Personally I believe in the one God.I have absolutely no doubt that God exists.The experiences are real.Religion is a social construct.Good for charity and moral support.However there is no direct connection between God and religion. The connection is solely between God and you.Of this I absolutely no doubt.
Posted by: anon | 13 November 2019 at 10:51 PM
The logical fallacy of monotheism is that a spiritual absolute would necessarily be the essence of sentience, from which we rise, not an ideal of wisdom and judgement, from which we fell. More the new born, than the wise old man. The light shining through the film, than the images on it.

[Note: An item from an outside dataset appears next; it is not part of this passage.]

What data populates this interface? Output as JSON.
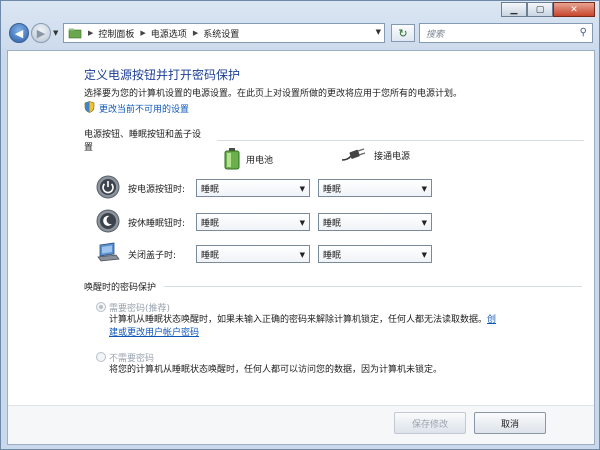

Yet no culture could exist, if it simply reveled in sentience, so we have this top down father figure lawgiver, because the anarchy of desire has to be balanced by the tyranny of judgement. The heart and the head. Liberal and conservative. Youth and age. Cycles of expansion and consolidation.
When we confuse the ideal with the absolute, it does create some significant problems. For example, good and bad are not some cosmic duel between the forces of righteousness and evil, but the basic biological binary of beneficial and detrimental. The 1/0 of life, from which all the higher order social nuances rise. Respect, responsibility, honesty, trust, empathy, sympathy, etc. So when we treat the simple basics of good and bad as an ideal, rather then an essence, conflicts quickly devolve into a race to the bottom, of us, versus them, good, versus bad, rather then each side respecting the structure of civilized evolution on which they rest and being able to work through the complexities.
A good book on the history of Western civilization is Gilbert Murray's; The Five Stages of Greek Religion. One of the lessons drawn from his writings is that tribal beliefs tended towards forms of monotheism, as the tribal spirit. Against the larger world. It was with the advent of city states, that a form of multiculturalism emerged as poly and pantheisms. These were the cultural basis for the democracy of Greece and the republicanism of Rome. So when the west went back to a form of monotheism, in the Holy Trinity, the default civil system was monarchy. As in one god, one ruler. Divine right of kings. It was when the west went back to those more complex and interactive forms of government, that separation of church and state, culture and civics, became necessary.
I don't think the whole story is finalized just yet.